I expect the personal lines combined loss ratio to break below 100% in the coming quarters, which should add to solid earnings growth for shareholders. This can be seen by some as a catalyst that may spark a rally in the share price, with book values growing consistently in the double-digits. All in all, investors can expect solid earnings from here on out in my opinion.
Valuation – $15 Fair Value
Assuming revenues grow at around the sector median of 5% according to Seeking Alpha, sales should reach $300 million by 2025. The company is on track to reach $300 million in sales this year as they have around $75 million in sales for the first quarter, and assuming this quarterly rate keeps up they could have close to $300 million in revenue for 2024.
Apply a net margin of 25% which is close to the sector median of 23% gets me earnings of $75 million. I believe 25% profit margin is conservative given the extremely high ROEs and low combined loss ratios this insurer can earn with a very contrarian underwriting strategy in Florida. Furthermore, the earnings are well-protected by a heavily armored reinsurance plan with several layers of protection.
Divide $75 million by shares outstanding of 48 million gets me an EPS of $1.50, rounded down. Apply a 10x P/E gets me $15 per share fair value. I believe a 10x P/E is fair because it is a little under the sector median of 11.8x, demonstrating my conservative valuation approach.
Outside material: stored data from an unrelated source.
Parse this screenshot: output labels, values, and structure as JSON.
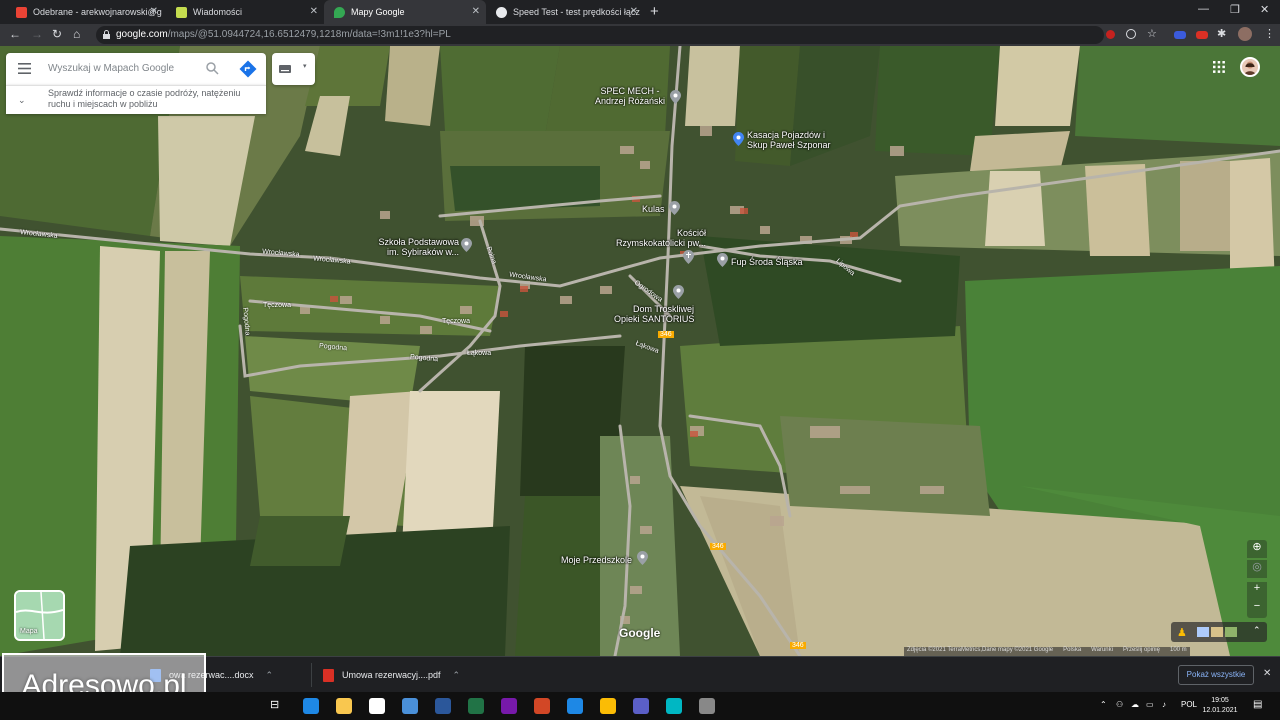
{
  "tabs": [
    {
      "title": "Odebrane - arekwojnarowski@g",
      "active": false,
      "favicon_color": "#ea4335"
    },
    {
      "title": "Wiadomości",
      "active": false,
      "favicon_color": "#c5dd4f"
    },
    {
      "title": "Mapy Google",
      "active": true,
      "favicon_color": "#34a853"
    },
    {
      "title": "Speed Test - test prędkości łącz",
      "active": false,
      "favicon_color": "#e8eaed"
    }
  ],
  "address": {
    "host": "google.com",
    "path": "/maps/@51.0944724,16.6512479,1218m/data=!3m1!1e3?hl=PL"
  },
  "search": {
    "placeholder": "Wyszukaj w Mapach Google"
  },
  "hint": {
    "text": "Sprawdź informacje o czasie podróży, natężeniu ruchu i miejscach w pobliżu"
  },
  "places": [
    {
      "line1": "SPEC MECH -",
      "line2": "Andrzej Różański"
    },
    {
      "line1": "Kasacja Pojazdów i",
      "line2": "Skup Paweł Szponar"
    },
    {
      "line1": "Kulas",
      "line2": ""
    },
    {
      "line1": "Kościół",
      "line2": "Rzymskokatolicki pw..."
    },
    {
      "line1": "Szkoła Podstawowa",
      "line2": "im. Sybiraków w..."
    },
    {
      "line1": "Fup Środa Śląska",
      "line2": ""
    },
    {
      "line1": "Dom Troskliwej",
      "line2": "Opieki SANTORIUS"
    },
    {
      "line1": "Moje Przedszkole",
      "line2": ""
    }
  ],
  "roads": [
    "Wrocławska",
    "Wrocławska",
    "Wrocławska",
    "Wrocławska",
    "Tęczowa",
    "Tęczowa",
    "Pogodna",
    "Pogodna",
    "Pogodna",
    "Łąkowa",
    "Łąkowa",
    "Ogrodowa",
    "Polna",
    "Lipowa",
    "346",
    "346",
    "346"
  ],
  "layer_toggle": {
    "label": "Mapa"
  },
  "brand": {
    "watermark": "Google"
  },
  "attribution": {
    "imagery": "Zdjęcia ©2021 TerraMetrics,Dane mapy ©2021 Google",
    "country": "Polska",
    "terms": "Warunki",
    "feedback": "Prześlij opinię",
    "scale": "100 m"
  },
  "downloads": [
    {
      "name": "owa rezerwac....docx",
      "color": "#4285f4"
    },
    {
      "name": "Umowa rezerwacyj....pdf",
      "color": "#d93025"
    }
  ],
  "downloads_show_all": "Pokaż wszystkie",
  "overlay_watermark": "Adresowo.pl",
  "taskbar": {
    "lang": "POL",
    "time": "19:05",
    "date": "12.01.2021",
    "apps": [
      {
        "name": "edge",
        "color": "#1e88e5"
      },
      {
        "name": "explorer",
        "color": "#f9c74f"
      },
      {
        "name": "store",
        "color": "#ffffff"
      },
      {
        "name": "mail",
        "color": "#4a90d9"
      },
      {
        "name": "word",
        "color": "#2b579a"
      },
      {
        "name": "excel",
        "color": "#217346"
      },
      {
        "name": "onenote",
        "color": "#7719aa"
      },
      {
        "name": "powerpoint",
        "color": "#d24726"
      },
      {
        "name": "calculator",
        "color": "#1e88e5"
      },
      {
        "name": "chrome",
        "color": "#fbbc05"
      },
      {
        "name": "teams",
        "color": "#5b5fc7"
      },
      {
        "name": "feedback",
        "color": "#00b7c3"
      },
      {
        "name": "snip",
        "color": "#888888"
      }
    ]
  }
}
Some investors might pause at the seemingly high P/B ratio of 2.0x. However, I would argue that the P/B ratio highlights a weary past, as the company had reported ugly losses back in 2022, losing $10 per share. In other words, the P/B ratio is backwards looking and potentially distorts the brighter future American Coastal may achieve. Therefore, the P/B ratio may not give investors an accurate picture of the future valuation, and I recommend investors underweight the P/B ratio of this insurer.
Risks
P&C Insurance is always a volatile business in my opinion, and so investors may get hit with hurricane season, which could put the balance sheet at risk. Although the reinsurance plan has several layers and a CAT bond, Mother Nature could potentially break through and cause investors another situation that rhymes with FY2022. Growing climate change continues to amp up the frequency and severity of named storms, which challenges many P&C insurers, especially in coastal regions.
I’m not sure if this company can get any more efficient, as the expense ratios are incredibly low already. We are potentially seeing combined loss ratios go as low as possible, making any further improvements very difficult. To go from bad to good can be easier than great to exceptional. So, one can wonder if there’s any more room left for further operational efficiency improvements.
Investment income could perform negatively if interest rates rise, causing the value of fixed-income securities to decline. Furthermore, the lack of diversification for American Coastal regionally puts them at risk of concentrated exposures to one-off events.
Buy American Coastal
From rock-bottom in November of 2022, this stock has had a marvelous comeback. They rebranded, refocused, and shifted successfully to focusing on a contrarian-like, careful underwriting strategy in my view. The P/B ratio is backwards looking, which can throw off investors as it includes an ugly past, making it look optically overvalued. However, I believe the forward earnings growth undervalues this reformed insurer, and thus I rate shares as a buy.